Notice: On March 31, it was announced that Statalist is moving from an email list to a forum. The old list will shut down on April 23, and its replacement, statalist.org is already up and running.
[Date Prev][Date Next][Thread Prev][Thread Next][Date Index][Thread Index]
st: RE: statalist-digest V4 #4425
st: RE: statalist-digest V4 #4425
Sun, 12 Feb 2012 14:37:02 -0000
Date: Fri, 10 Feb 2012 09:52:02 +0100
From: Jen Zhen <firstname.lastname@example.org>
Subject: st: Computing the Gini or another inequality coefficient from a limited number of data points
Dear list members,
I would like to compute a measure of income inequality similar to the
Gini index. I do not know everyone's income, so need to make an
For the 5 most recent years, I know for 6 income brackets how many
individuals there are and their joint income, hence also the average
income in the bracket. For the full-fledged Gini index I would need to
know the area under the curve which shows the cumulative income
against the cumulative number of tax payers (to visualize what I mean,
look e.g. at the 2nd figure here:
http://en.wikipedia.org/wiki/Gini_index <https://exchange.lse.ac.uk/exchweb/bin/redir.asp?URL=http://en.wikipedia.org/wiki/Gini_index> ).

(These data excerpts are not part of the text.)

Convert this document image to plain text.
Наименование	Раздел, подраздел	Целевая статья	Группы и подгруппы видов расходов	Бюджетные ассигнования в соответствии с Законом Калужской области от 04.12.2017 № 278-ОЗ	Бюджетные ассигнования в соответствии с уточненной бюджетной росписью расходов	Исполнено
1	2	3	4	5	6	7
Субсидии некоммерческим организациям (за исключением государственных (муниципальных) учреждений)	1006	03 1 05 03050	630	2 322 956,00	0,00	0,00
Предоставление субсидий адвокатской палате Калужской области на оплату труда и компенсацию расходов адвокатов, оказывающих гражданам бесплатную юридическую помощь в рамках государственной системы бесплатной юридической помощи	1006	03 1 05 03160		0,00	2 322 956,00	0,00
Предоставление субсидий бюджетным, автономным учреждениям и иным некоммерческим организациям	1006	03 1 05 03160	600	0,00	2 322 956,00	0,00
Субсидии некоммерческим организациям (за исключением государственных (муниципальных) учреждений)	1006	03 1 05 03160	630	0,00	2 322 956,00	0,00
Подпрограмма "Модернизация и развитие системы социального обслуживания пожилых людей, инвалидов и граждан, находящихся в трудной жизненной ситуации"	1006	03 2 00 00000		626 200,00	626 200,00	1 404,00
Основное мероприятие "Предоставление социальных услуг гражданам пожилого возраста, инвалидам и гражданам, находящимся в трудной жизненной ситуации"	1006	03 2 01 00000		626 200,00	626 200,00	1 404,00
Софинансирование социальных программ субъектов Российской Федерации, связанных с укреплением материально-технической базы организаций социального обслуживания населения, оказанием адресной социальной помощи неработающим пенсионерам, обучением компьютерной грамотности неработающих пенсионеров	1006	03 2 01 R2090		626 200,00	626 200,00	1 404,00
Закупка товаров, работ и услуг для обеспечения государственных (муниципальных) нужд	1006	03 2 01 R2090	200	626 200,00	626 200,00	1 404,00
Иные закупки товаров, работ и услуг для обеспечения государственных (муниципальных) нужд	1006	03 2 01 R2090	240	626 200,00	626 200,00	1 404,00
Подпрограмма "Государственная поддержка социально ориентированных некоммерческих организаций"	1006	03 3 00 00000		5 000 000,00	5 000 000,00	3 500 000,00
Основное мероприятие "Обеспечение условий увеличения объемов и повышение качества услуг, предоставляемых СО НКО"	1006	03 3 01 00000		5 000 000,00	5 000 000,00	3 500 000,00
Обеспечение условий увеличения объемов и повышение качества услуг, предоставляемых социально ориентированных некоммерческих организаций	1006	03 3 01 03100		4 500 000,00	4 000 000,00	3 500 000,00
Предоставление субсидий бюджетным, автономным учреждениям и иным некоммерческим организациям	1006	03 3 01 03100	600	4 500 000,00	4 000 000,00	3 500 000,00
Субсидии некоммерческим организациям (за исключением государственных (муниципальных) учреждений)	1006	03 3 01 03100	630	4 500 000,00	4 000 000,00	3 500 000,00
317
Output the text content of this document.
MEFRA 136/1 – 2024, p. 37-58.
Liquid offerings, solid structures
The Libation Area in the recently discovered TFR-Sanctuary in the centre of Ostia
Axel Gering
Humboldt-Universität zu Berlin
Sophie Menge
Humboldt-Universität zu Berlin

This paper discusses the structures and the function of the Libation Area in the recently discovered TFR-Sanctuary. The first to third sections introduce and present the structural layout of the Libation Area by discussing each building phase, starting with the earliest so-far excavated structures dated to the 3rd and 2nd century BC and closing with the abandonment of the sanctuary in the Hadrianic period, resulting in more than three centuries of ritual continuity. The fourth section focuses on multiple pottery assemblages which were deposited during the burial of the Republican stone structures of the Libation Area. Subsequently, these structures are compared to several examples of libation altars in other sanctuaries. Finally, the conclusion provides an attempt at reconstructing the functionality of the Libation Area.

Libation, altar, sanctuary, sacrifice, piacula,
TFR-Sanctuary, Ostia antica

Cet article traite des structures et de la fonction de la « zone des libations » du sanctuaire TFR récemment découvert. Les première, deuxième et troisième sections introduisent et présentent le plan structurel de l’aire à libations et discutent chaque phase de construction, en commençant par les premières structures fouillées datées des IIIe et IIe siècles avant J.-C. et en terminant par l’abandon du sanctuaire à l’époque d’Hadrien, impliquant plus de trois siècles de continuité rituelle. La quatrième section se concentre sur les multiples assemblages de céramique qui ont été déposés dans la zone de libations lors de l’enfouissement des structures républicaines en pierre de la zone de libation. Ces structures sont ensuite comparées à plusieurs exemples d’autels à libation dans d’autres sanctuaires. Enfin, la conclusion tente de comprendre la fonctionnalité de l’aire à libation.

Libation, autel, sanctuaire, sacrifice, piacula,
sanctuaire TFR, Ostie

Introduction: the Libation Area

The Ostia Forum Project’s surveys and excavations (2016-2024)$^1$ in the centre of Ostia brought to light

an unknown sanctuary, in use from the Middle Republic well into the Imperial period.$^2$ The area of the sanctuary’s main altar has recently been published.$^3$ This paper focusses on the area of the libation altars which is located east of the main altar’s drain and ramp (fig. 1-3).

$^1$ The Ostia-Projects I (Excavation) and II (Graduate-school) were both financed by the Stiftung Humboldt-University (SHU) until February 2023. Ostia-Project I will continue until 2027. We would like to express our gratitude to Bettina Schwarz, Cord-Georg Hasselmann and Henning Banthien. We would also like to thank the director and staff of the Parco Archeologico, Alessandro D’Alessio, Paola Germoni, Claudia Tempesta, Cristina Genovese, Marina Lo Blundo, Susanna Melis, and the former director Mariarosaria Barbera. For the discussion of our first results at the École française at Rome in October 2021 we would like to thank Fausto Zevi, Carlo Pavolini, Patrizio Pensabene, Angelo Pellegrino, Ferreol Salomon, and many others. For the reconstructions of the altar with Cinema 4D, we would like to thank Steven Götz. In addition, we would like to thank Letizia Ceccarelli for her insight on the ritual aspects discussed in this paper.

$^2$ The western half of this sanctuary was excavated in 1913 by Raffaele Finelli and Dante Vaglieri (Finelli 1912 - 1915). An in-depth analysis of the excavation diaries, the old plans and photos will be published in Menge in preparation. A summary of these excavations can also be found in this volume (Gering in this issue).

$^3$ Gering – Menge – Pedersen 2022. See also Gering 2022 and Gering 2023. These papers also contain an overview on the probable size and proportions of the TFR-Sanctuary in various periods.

Now I believe that with the information I have I don't know the entire
curve but I know only 7 points on it (the six points mentioned plus
the origin). So I think I can approximate the said area if I simply
assume that between the 7 points the line is straight, but that will
systematically underestimate the true degree of inequality. So I'm
wondering if there is a sensible way to smooth the curve and hence get
a better approximation?
For the 5 earliest years unfortunately I know only the number of
individuals in each bracket but not their joint income. So my idea was
that I would regress the mean income in each bracket on a 3rd-order
function in the year to see how it develops in the 5 latest years and
use this to predict/estimate the mean income for each bracket in the 5
earlier years, then use the procedure described in (1). A simpler
alternative would be to just use the midpoint of each bracket, but I
guess this would be less good.
Does this procedure sound sensible? Or is there a better way to
compute inequality from these data?
Thank you so much and best regards,
You have received some useful suggestions. However, also note that there is a well-established literature on non-parametric approaches to estimation of inequality indices from data that are in grouped form.
See e.g. FA Cowell and F Mehta "The estimation and interpolation of inequality measures", Review of Economic Studies, 49(2), April 1982, 273-290. And references therein.
They also refer to derivation of upper and lower bounds.
With the information about your income distribution that you have (much grouping, but at least means within categories ... but what in the top unbounded range?), the bounds on your Ginis may be quite wide.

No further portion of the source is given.